How to test accuracy on test data when test data does not have the output?

machine_learning

#1

Hi everyone,

I have followed this great tutorial and don’t understand how the author concludes to the prediction accuracies on test data - since the test data doesnt have the outcome?

I do understand the average accuracy calculated on cross-validated folds within the test data since this has the outcome - but not the next step. Can anyone explain this to me?

Many thanks in advance!


#2

Hi @sarahaliciaboe,

I dont know what is u r intention clearly, but as per my understanding i am giving the ans below ,

Generally accuracy was checked on train data as well as test data(unseen data u may say because u r model is purely training on train data only, so model is know the patterns inside of the train data).

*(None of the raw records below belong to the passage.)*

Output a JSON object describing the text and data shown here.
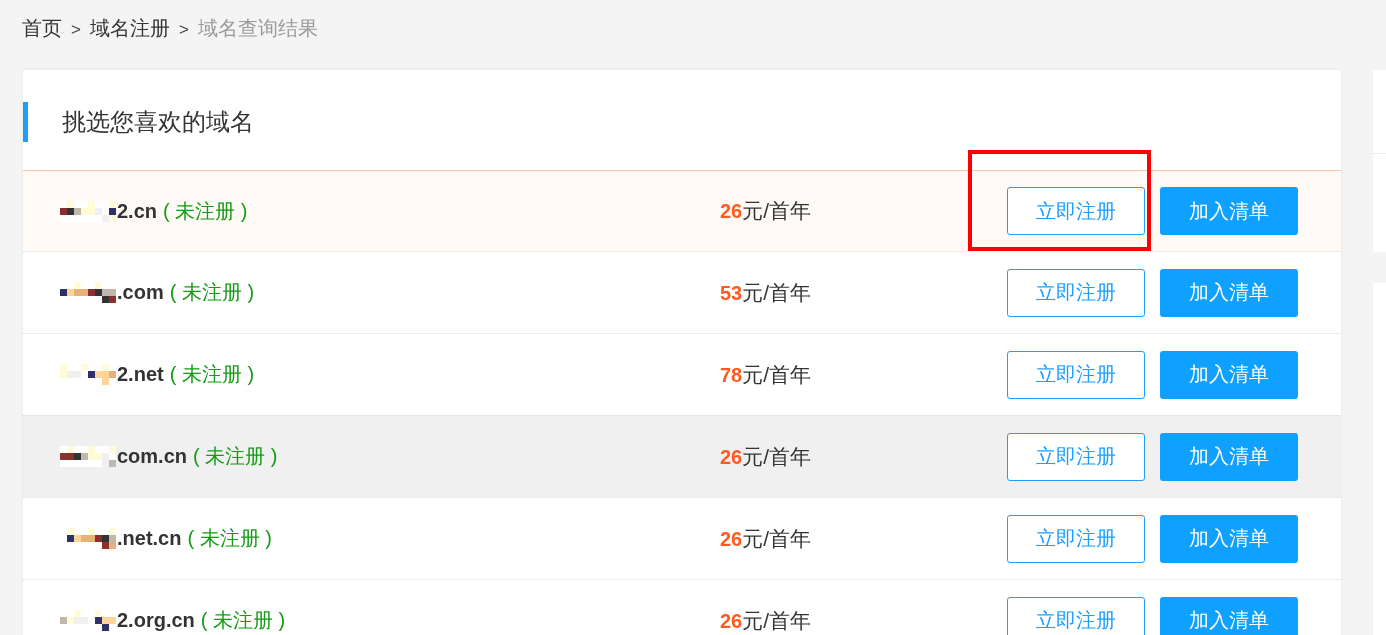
{
  "breadcrumb": {
    "items": [
      {
        "label": "首页",
        "current": false
      },
      {
        "label": "域名注册",
        "current": false
      },
      {
        "label": "域名查询结果",
        "current": true
      }
    ],
    "separators": [
      ">",
      ">"
    ]
  },
  "section": {
    "title": "挑选您喜欢的域名"
  },
  "rows": [
    {
      "domain": "2.cn",
      "status": "( 未注册 )",
      "price": "26",
      "unit": "元/首年",
      "register_label": "立即注册",
      "add_label": "加入清单",
      "highlighted": true,
      "shaded": false,
      "annotated": true
    },
    {
      "domain": ".com",
      "status": "( 未注册 )",
      "price": "53",
      "unit": "元/首年",
      "register_label": "立即注册",
      "add_label": "加入清单",
      "highlighted": false,
      "shaded": false,
      "annotated": false
    },
    {
      "domain": "2.net",
      "status": "( 未注册 )",
      "price": "78",
      "unit": "元/首年",
      "register_label": "立即注册",
      "add_label": "加入清单",
      "highlighted": false,
      "shaded": false,
      "annotated": false
    },
    {
      "domain": "com.cn",
      "status": "( 未注册 )",
      "price": "26",
      "unit": "元/首年",
      "register_label": "立即注册",
      "add_label": "加入清单",
      "highlighted": false,
      "shaded": true,
      "annotated": false
    },
    {
      "domain": ".net.cn",
      "status": "( 未注册 )",
      "price": "26",
      "unit": "元/首年",
      "register_label": "立即注册",
      "add_label": "加入清单",
      "highlighted": false,
      "shaded": false,
      "annotated": false
    },
    {
      "domain": "2.org.cn",
      "status": "( 未注册 )",
      "price": "26",
      "unit": "元/首年",
      "register_label": "立即注册",
      "add_label": "加入清单",
      "highlighted": false,
      "shaded": false,
      "annotated": false
    }
  ]
}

After building the model , its performance was checked on test data like how many correct events/non correct events (for classification model) was made as per the original data set. Based on the original and predicted scores u r model performance is calculated. try to search confustion matrix for the classification model…so u may have some more information also.


#3

Hi @saisaranv,

thanks for your clarification. I thought that we did not know the true outcome in the test data therefore I was confused how you could estimate the prediction accuracy on that set. But as far as I understand you correctly, we do know the true outcome within the test data, it is just not within the file you downloaded beforehand, but when you submit your file to this platform, right?

Many thanks and best,
Sarah


#4

test data set is not the seperate data set…in ML u have to divide the total data (old data or transaction data) to train data and test data…means test data set is not the another separate file.
ex:
say flipkart and one famous bank wants to integrate with flipkart to introduce EMI facility to bought products.
flipkart will design the model with help of 2 years of data and build the models based on these. so data is divided in to train data and test data (0.80,0.20) ratios . A model is build on trained data and it is tested on data set with original vs and predicted values. so that will tune the model to perform more accurate.
Now the upcoming data will be flown in designed model and will check the present customers status. so flipkart will estimate the customer purchased/new purchased and will take the actions based on situation.

hope got this point and if not also surely post in comments where u have been stuck.